Porque é que os clientes retalhistas recusam as embalagens?

Os compradores retalhistas recusam a embalagem quando esta constitui uma ameaça para a obtenção, armazenamento, digitalização, análise de segurança, análise legal, devoluções ou tratamento dos clientes. Uma embalagem fraca pode dar origem a produtos partidos, códigos de barras ilegíveis, reclamações de seguros incorrectas, quantidades erradas, preocupações com a política de idade, má apresentação nas prateleiras e reduções evitáveis na faturação.

Para dispositivos quebráveis ou da categoria de adultos, a embalagem tem de fazer mais do que parecer atractiva. Tem de proteger o artigo, manter o código de barras legível, impedir a substituição do artigo, incluir rotulagem em conformidade e corresponder exatamente aos dados da loja.

Como podem os fornecedores satisfazer as necessidades de códigos de barras e etiquetas dos retalhistas?

Os fornecedores podem satisfazer as exigências em matéria de códigos de barras e etiquetagem das lojas, integrando a conformidade diretamente no processo de configuração dos artigos antes de o trabalho artístico de produção ser concluído. O fornecedor deve atribuir GTINs confirmados, definir a estrutura de potência da embalagem, validar as necessidades das etiquetas GS1-128, auditar os pedidos de seguro, testar as digitalizações, validar as informações do contentor e comparar cada etiqueta com o manual do fornecedor do retalhista.
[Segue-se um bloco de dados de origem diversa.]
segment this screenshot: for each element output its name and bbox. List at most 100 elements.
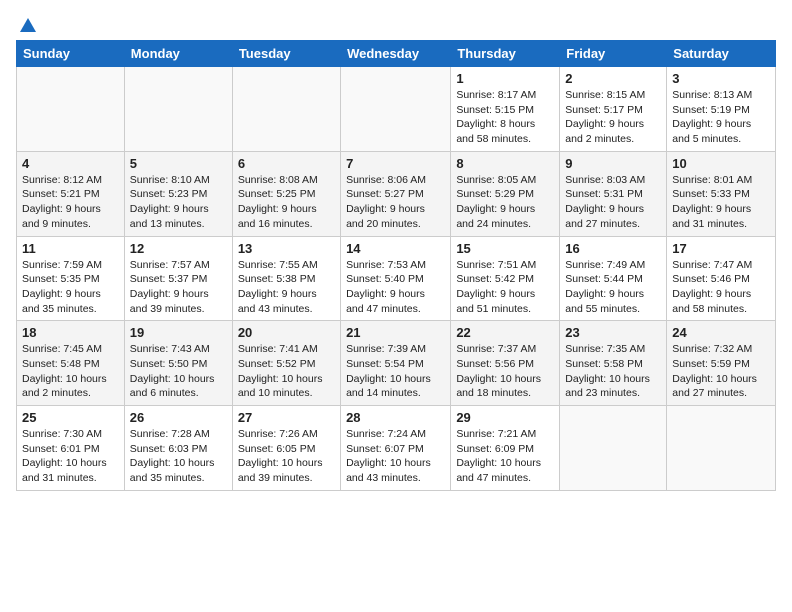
calendar-cell: 8 Sunrise: 8:05 AM Sunset: 5:29 PM Daylig… bbox=[451, 151, 560, 236]
day-info: Sunrise: 7:24 AM Sunset: 6:07 PM Dayligh… bbox=[346, 427, 445, 486]
day-info: Sunrise: 7:41 AM Sunset: 5:52 PM Dayligh… bbox=[238, 342, 335, 401]
header-saturday: Saturday bbox=[667, 41, 776, 67]
day-number: 17 bbox=[672, 241, 770, 256]
day-info: Sunrise: 7:49 AM Sunset: 5:44 PM Dayligh… bbox=[565, 258, 661, 317]
calendar-cell bbox=[560, 406, 667, 491]
calendar-cell bbox=[232, 67, 340, 152]
day-info: Sunrise: 7:47 AM Sunset: 5:46 PM Dayligh… bbox=[672, 258, 770, 317]
calendar-cell: 19 Sunrise: 7:43 AM Sunset: 5:50 PM Dayli… bbox=[124, 321, 232, 406]
week-row-4: 18 Sunrise: 7:45 AM Sunset: 5:48 PM Dayli… bbox=[17, 321, 776, 406]
calendar-cell: 22 Sunrise: 7:37 AM Sunset: 5:56 PM Dayli… bbox=[451, 321, 560, 406]
day-info: Sunrise: 7:26 AM Sunset: 6:05 PM Dayligh… bbox=[238, 427, 335, 486]
logo-icon bbox=[18, 16, 38, 36]
day-info: Sunrise: 7:51 AM Sunset: 5:42 PM Dayligh… bbox=[456, 258, 554, 317]
day-info: Sunrise: 8:06 AM Sunset: 5:27 PM Dayligh… bbox=[346, 173, 445, 232]
day-number: 15 bbox=[456, 241, 554, 256]
day-number: 3 bbox=[672, 71, 770, 86]
calendar-cell: 25 Sunrise: 7:30 AM Sunset: 6:01 PM Dayli… bbox=[17, 406, 125, 491]
day-info: Sunrise: 8:17 AM Sunset: 5:15 PM Dayligh… bbox=[456, 88, 554, 147]
day-info: Sunrise: 7:53 AM Sunset: 5:40 PM Dayligh… bbox=[346, 258, 445, 317]
calendar-cell: 16 Sunrise: 7:49 AM Sunset: 5:44 PM Dayli… bbox=[560, 236, 667, 321]
day-number: 14 bbox=[346, 241, 445, 256]
calendar-cell: 23 Sunrise: 7:35 AM Sunset: 5:58 PM Dayli… bbox=[560, 321, 667, 406]
day-number: 16 bbox=[565, 241, 661, 256]
day-info: Sunrise: 8:12 AM Sunset: 5:21 PM Dayligh… bbox=[22, 173, 119, 232]
calendar-cell: 2 Sunrise: 8:15 AM Sunset: 5:17 PM Daylig… bbox=[560, 67, 667, 152]
week-row-2: 4 Sunrise: 8:12 AM Sunset: 5:21 PM Daylig… bbox=[17, 151, 776, 236]
calendar-cell: 7Sunrise: 8:06 AM Sunset: 5:27 PM Daylig… bbox=[341, 151, 451, 236]
week-row-1: 1Sunrise: 8:17 AM Sunset: 5:15 PM Daylig… bbox=[17, 67, 776, 152]
day-info: Sunrise: 7:32 AM Sunset: 5:59 PM Dayligh… bbox=[672, 342, 770, 401]
day-info: Sunrise: 8:03 AM Sunset: 5:31 PM Dayligh… bbox=[565, 173, 661, 232]
calendar-cell: 26 Sunrise: 7:28 AM Sunset: 6:03 PM Dayli… bbox=[124, 406, 232, 491]
calendar-cell: 5Sunrise: 8:10 AM Sunset: 5:23 PM Daylig… bbox=[124, 151, 232, 236]
day-number: 4 bbox=[22, 156, 119, 171]
day-info: Sunrise: 8:10 AM Sunset: 5:23 PM Dayligh… bbox=[130, 173, 227, 232]
calendar-cell: 28 Sunrise: 7:24 AM Sunset: 6:07 PM Dayli… bbox=[341, 406, 451, 491]
calendar-cell: 29 Sunrise: 7:21 AM Sunset: 6:09 PM Dayli… bbox=[451, 406, 560, 491]
calendar-cell: 1Sunrise: 8:17 AM Sunset: 5:15 PM Daylig… bbox=[451, 67, 560, 152]
day-number: 22 bbox=[456, 325, 554, 340]
day-number: 9 bbox=[565, 156, 661, 171]
day-number: 24 bbox=[672, 325, 770, 340]
calendar-cell: 24 Sunrise: 7:32 AM Sunset: 5:59 PM Dayli… bbox=[667, 321, 776, 406]
day-number: 25 bbox=[22, 410, 119, 425]
header-monday: Monday bbox=[124, 41, 232, 67]
day-number: 20 bbox=[238, 325, 335, 340]
day-number: 23 bbox=[565, 325, 661, 340]
day-info: Sunrise: 7:21 AM Sunset: 6:09 PM Dayligh… bbox=[456, 427, 554, 486]
header-friday: Friday bbox=[560, 41, 667, 67]
day-info: Sunrise: 7:43 AM Sunset: 5:50 PM Dayligh… bbox=[130, 342, 227, 401]
day-info: Sunrise: 8:05 AM Sunset: 5:29 PM Dayligh… bbox=[456, 173, 554, 232]
header-wednesday: Wednesday bbox=[341, 41, 451, 67]
day-number: 11 bbox=[22, 241, 119, 256]
calendar-cell: 11 Sunrise: 7:59 AM Sunset: 5:35 PM Dayli… bbox=[17, 236, 125, 321]
calendar-cell bbox=[667, 406, 776, 491]
header-sunday: Sunday bbox=[17, 41, 125, 67]
calendar-cell: 3 Sunrise: 8:13 AM Sunset: 5:19 PM Daylig… bbox=[667, 67, 776, 152]
calendar-cell: 6Sunrise: 8:08 AM Sunset: 5:25 PM Daylig… bbox=[232, 151, 340, 236]
calendar-cell: 9 Sunrise: 8:03 AM Sunset: 5:31 PM Daylig… bbox=[560, 151, 667, 236]
day-number: 10 bbox=[672, 156, 770, 171]
day-number: 8 bbox=[456, 156, 554, 171]
day-number: 28 bbox=[346, 410, 445, 425]
calendar-cell: 15 Sunrise: 7:51 AM Sunset: 5:42 PM Dayli… bbox=[451, 236, 560, 321]
day-number: 13 bbox=[238, 241, 335, 256]
day-info: Sunrise: 7:28 AM Sunset: 6:03 PM Dayligh… bbox=[130, 427, 227, 486]
calendar-cell: 13 Sunrise: 7:55 AM Sunset: 5:38 PM Dayli… bbox=[232, 236, 340, 321]
calendar-cell bbox=[17, 67, 125, 152]
day-info: Sunrise: 8:08 AM Sunset: 5:25 PM Dayligh… bbox=[238, 173, 335, 232]
day-info: Sunrise: 7:59 AM Sunset: 5:35 PM Dayligh… bbox=[22, 258, 119, 317]
calendar-table: SundayMondayTuesdayWednesdayThursdayFrid… bbox=[16, 40, 776, 491]
calendar-cell bbox=[124, 67, 232, 152]
day-info: Sunrise: 7:55 AM Sunset: 5:38 PM Dayligh… bbox=[238, 258, 335, 317]
calendar-cell: 4 Sunrise: 8:12 AM Sunset: 5:21 PM Daylig… bbox=[17, 151, 125, 236]
header-tuesday: Tuesday bbox=[232, 41, 340, 67]
day-info: Sunrise: 7:57 AM Sunset: 5:37 PM Dayligh… bbox=[130, 258, 227, 317]
calendar-cell: 14 Sunrise: 7:53 AM Sunset: 5:40 PM Dayli… bbox=[341, 236, 451, 321]
day-number: 19 bbox=[130, 325, 227, 340]
day-number: 29 bbox=[456, 410, 554, 425]
day-info: Sunrise: 7:37 AM Sunset: 5:56 PM Dayligh… bbox=[456, 342, 554, 401]
day-info: Sunrise: 7:39 AM Sunset: 5:54 PM Dayligh… bbox=[346, 342, 445, 401]
day-number: 18 bbox=[22, 325, 119, 340]
week-row-3: 11 Sunrise: 7:59 AM Sunset: 5:35 PM Dayli… bbox=[17, 236, 776, 321]
day-info: Sunrise: 8:01 AM Sunset: 5:33 PM Dayligh… bbox=[672, 173, 770, 232]
calendar-header-row: SundayMondayTuesdayWednesdayThursdayFrid… bbox=[17, 41, 776, 67]
calendar-cell: 18 Sunrise: 7:45 AM Sunset: 5:48 PM Dayli… bbox=[17, 321, 125, 406]
day-info: Sunrise: 8:13 AM Sunset: 5:19 PM Dayligh… bbox=[672, 88, 770, 147]
calendar-cell: 10 Sunrise: 8:01 AM Sunset: 5:33 PM Dayli… bbox=[667, 151, 776, 236]
calendar-cell: 21 Sunrise: 7:39 AM Sunset: 5:54 PM Dayli… bbox=[341, 321, 451, 406]
calendar-cell: 27 Sunrise: 7:26 AM Sunset: 6:05 PM Dayli… bbox=[232, 406, 340, 491]
day-info: Sunrise: 7:30 AM Sunset: 6:01 PM Dayligh… bbox=[22, 427, 119, 486]
day-number: 21 bbox=[346, 325, 445, 340]
day-number: 26 bbox=[130, 410, 227, 425]
day-info: Sunrise: 7:35 AM Sunset: 5:58 PM Dayligh… bbox=[565, 342, 661, 401]
calendar-cell bbox=[341, 67, 451, 152]
day-info: Sunrise: 8:15 AM Sunset: 5:17 PM Dayligh… bbox=[565, 88, 661, 147]
day-number: 27 bbox=[238, 410, 335, 425]
calendar-cell: 12Sunrise: 7:57 AM Sunset: 5:37 PM Dayli… bbox=[124, 236, 232, 321]
day-info: Sunrise: 7:45 AM Sunset: 5:48 PM Dayligh… bbox=[22, 342, 119, 401]
calendar-cell: 17 Sunrise: 7:47 AM Sunset: 5:46 PM Dayli… bbox=[667, 236, 776, 321]
day-number: 2 bbox=[565, 71, 661, 86]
A abordagem mais rápida é desenvolver uma folha de conformidade pré-embarque para cada SKU. Inclua o UPC, o GTIN, o GTIN da caixa, o processo SSCC, o título do artigo, as medidas, o peso, o início, as precauções, a embalagem de situação, a embalagem interna, a colocação da etiqueta da caixa de cartão e a prova fotográfica da última embalagem do produto.

Regras de código de barras, etiquetagem e embalagem para compradores de cadeias de retalho

Conclusão

Se estiver a vender diretamente para cadeias de retalho, deixe de lidar com códigos de barras, etiquetas e políticas de embalagem como limpeza de back-office. Crie o ficheiro de conformidade antes de o comprador o solicitar. Para linhas de vidro de borosilicato quebrável, variedades de acessórios para adultos e SKUs de retalho especializadas, o fornecedor que ganha nem sempre é a marca mais barulhenta; é aquele cujos produtos são digitalizados de forma limpa, aparecem intactos, correspondem ao pedido de compra, suportam devoluções e fazem com que o grupo de operações do cliente não diga absolutamente nada.